Si Paris sera toujours Paris, Séoul et les villes en Corée du Sud ont beaucoup changé ces dernières années. Il y a vingt ans, nous débarquions dans une capitale grise où le grand parc de l’île de Yoido au cœur de la capitale sud-coréenne était encore une immense place de béton destinée à servir de piste d’atterrissage en cas de deuxième guerre de Corée.

En deux décennies, non seulement les Sud-Coréens sont passés du thé au café, mais tout un paysage urbain a changé. Les urbanistes de la mairie de Séoul ont raclé le béton, comme on pèle un oignon. Du coup, la rivière Cheonggyecheon a… retrouvé le ciel ! Après s’être débarrassée de la voie express qui l’a recouvrait, la coulée verte qui traverse la capitale d’Est en Ouest sur six kilomètres, a été rendue aux promeneurs et aux amoureux.

Les villes coréennes se métamorphosent à vitesse « compressée », comme dirait le sociologue Chang Kyung-sup, et leur verticalité donne parfois le vertige. Mais heureusement, la mondialisation n’a pas encore tout lissé ! En Corée du Sud comme ailleurs, la préservation du vivre ensemble et la lutte contre la solitude des mégapoles fait l’objet d’un combat quotidien et à tous les niveaux : explosion des jardins urbains, retour de la promenade, culture de la « street food »…

Au final, c’est une réappropriation et une redécouverte permanente de la ville et de son milieu que nous racontent ces pages passionnantes publiées aux éditions L’Atelier des Cahiers, avec en bonus pour les cinéphiles, une plongée dans le cinéma sud-coréen contemporain dont les films viennent illustrer le propos des auteurs.

Urbanités coréennes, Benjamin Joinau et Valérie Gelézeau, éditions L’Atelier des Cahiers.

L'éditeur et spécialiste de la Corée du Sud, Benjamin Joinau, de passage à Paris (Crédits : Stéphane Lagarde Asialyst)
Pourquoi avoir choisi ce terme « d’urbanités » au pluriel ?
Benjamin Joinau : Le terme d’urbanité renvoie à un ensemble de modes d’être, à des cultures urbaines caractéristiques de la « urbs » en latin, autrement dit de la ville.
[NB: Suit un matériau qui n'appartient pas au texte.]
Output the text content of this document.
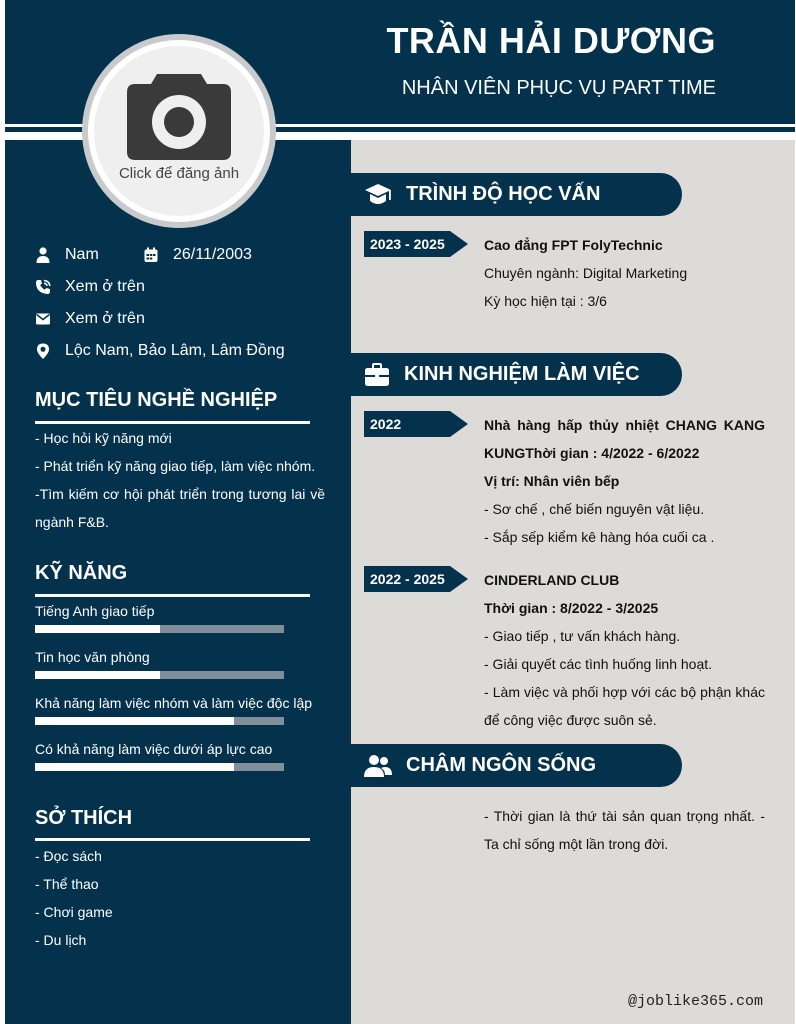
TRẦN HẢI DƯƠNG
NHÂN VIÊN PHỤC VỤ PART TIME
Click để đăng ảnh
Nam	26/11/2003
Xem ở trên
Xem ở trên
Lộc Nam, Bảo Lâm, Lâm Đồng
MỤC TIÊU NGHỀ NGHIỆP

- Học hỏi kỹ năng mới

- Phát triển kỹ năng giao tiếp, làm việc nhóm.

-Tìm kiếm cơ hội phát triển trong tương lai về ngành F&B.

KỸ NĂNG
Tiếng Anh giao tiếp
Tin học văn phòng
Khả năng làm việc nhóm và làm việc độc lập
Có khả năng làm việc dưới áp lực cao
SỞ THÍCH

- Đọc sách

- Thể thao

- Chơi game

- Du lịch

TRÌNH ĐỘ HỌC VẤN
2023 - 2025	Cao đẳng FPT FolyTechnic

Chuyên ngành: Digital Marketing

Kỳ học hiện tại : 3/6

KINH NGHIỆM LÀM VIỆC
2022	Nhà hàng hấp thủy nhiệt CHANG KANG KUNGThời gian : 4/2022 - 6/2022

Vị trí: Nhân viên bếp

- Sơ chế , chế biến nguyên vật liệu.

- Sắp sếp kiểm kê hàng hóa cuối ca .

2022 - 2025	CINDERLAND CLUB

Thời gian : 8/2022 - 3/2025

- Giao tiếp , tư vấn khách hàng.

- Giải quyết các tình huống linh hoạt.

- Làm việc và phối hợp với các bộ phận khác để công việc được suôn sẻ.

CHÂM NGÔN SỐNG

- Thời gian là thứ tài sản quan trọng nhất. - Ta chỉ sống một lần trong đời.

@joblike365.com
On a choisi ce mot pour raconter les différentes manières de vivre la ville dans le contexte sud-coréen, et cette question du comment mieux vivre ensemble dans la ville. Nous avons divisé ce livre en quatre chapitres : La ville dans sa dimension historique, la ville verticale qui est un élément très important des villes asiatiques et en particulier en Corée du Sud, la ville des invisibles ou tout ce que la ville rend visible et invisible, et enfin, la réappropriation de la ville et la pratique de cette dernière au travers du jardinage urbain ou de la promenade par exemple.
Une des particularités de Séoul et des villes coréennes, c’est aussi leur mutation rapide et constante…
« Les villes sud-coréennes sont de plus en plus vertes et de plus en plus ouvertes à des pratiques qui remettent au centre le citoyen. »
Séoul notamment a beaucoup évolué en fonction des modes de gouvernance. Il y a désormais un besoin de réintégrer le citoyen et ses envies. On ne peut plus dessiner les villes comme autrefois de manière dirigiste. On est désormais dans un mode beaucoup plus participatif. C’est une tendance que l’on retrouve dans presque toutes les grandes villes du monde et dans presque tous les régimes d’ailleurs. Les villes sont de plus en plus vertes et de plus en plus ouvertes à des pratiques qui remettent au centre le citoyen. Je pense notamment à la redécouverte de la marche au cœur des villes, au retour de la ballade, mais aussi tout simplement du farniente et du plaisir de flâner qui avaient un peu disparu en Corée au XXème siècle, et qui contrastent beaucoup avec le Séoul que nous avons connu dans les années 1990.
Festival à Séoul, Corée du Sud (Crédits: Stéphane Lagarde, Asialyst)
C’est l’installation de terrasses de café aux pieds des tours. Cela veut dire aussi le retour de la notion de « quartier », pourtant déjà ancienne en Corée…
« Nous avons des villes dont la moitié des citoyens ont un imaginaire qui est fondé sur la ruralité, d’où ce renouveau des jardins urbains »
En coréen, on parle plutôt de « village » ou « maeul ». Le mot « quartier » – « dongnae » – renvoie davantage à une notion administrative. Et donc ce terme de « village » comme à la campagne sert à décrire les quartiers des grandes villes. Cela renvoie à un vocabulaire de la campagne, car de nombreux habitants des grandes villes sont en réalité des personnes issues de l’exode rural. Nous avons donc des villes dont la moitié des citoyens ont un imaginaire qui est fondé sur la ruralité. Ce qui explique aussi le renouveau des jardins urbains ces dernières années par exemple. Et notamment la fameuse « guerilla des jardins » qu’on retrouve dans toutes les villes, mais en particulier à Séoul avec tous ces pots de fleurs constitués à partir de poubelles, de boîtes de polystyrène transformées en jardinières… Toutes ces pratiques sont issues de la Corée des années 1950, donc de la Corée rurale d’avant-hier, sachant qu’aujourd’hui, 85 % des habitants résident en ville. Ces Urbanités coréennes sont aussi pour nous une autre manière d’évoquer la société coréenne dans tous ses aspects.
Comment se porte le vivre ensemble en Corée du Sud ?
Il est en crise comme dans beaucoup d’endroits. Nous parlons ici de villes immenses faites de multiples dimensions. Les villes asiatiques se regardent aussi dans la verticalité et demandent à parfois lever la tête parce que les restaurants, les magasins, les saunas peuvent se trouvent au 20ème étage. On n’est pas dans une logique d’horizontalité, comme on l’a connue longtemps en Occident.
Des arbres devant les tours. Pusan, Corée du Sud. (Crédits : Stéphane Lagarde, Asialyst)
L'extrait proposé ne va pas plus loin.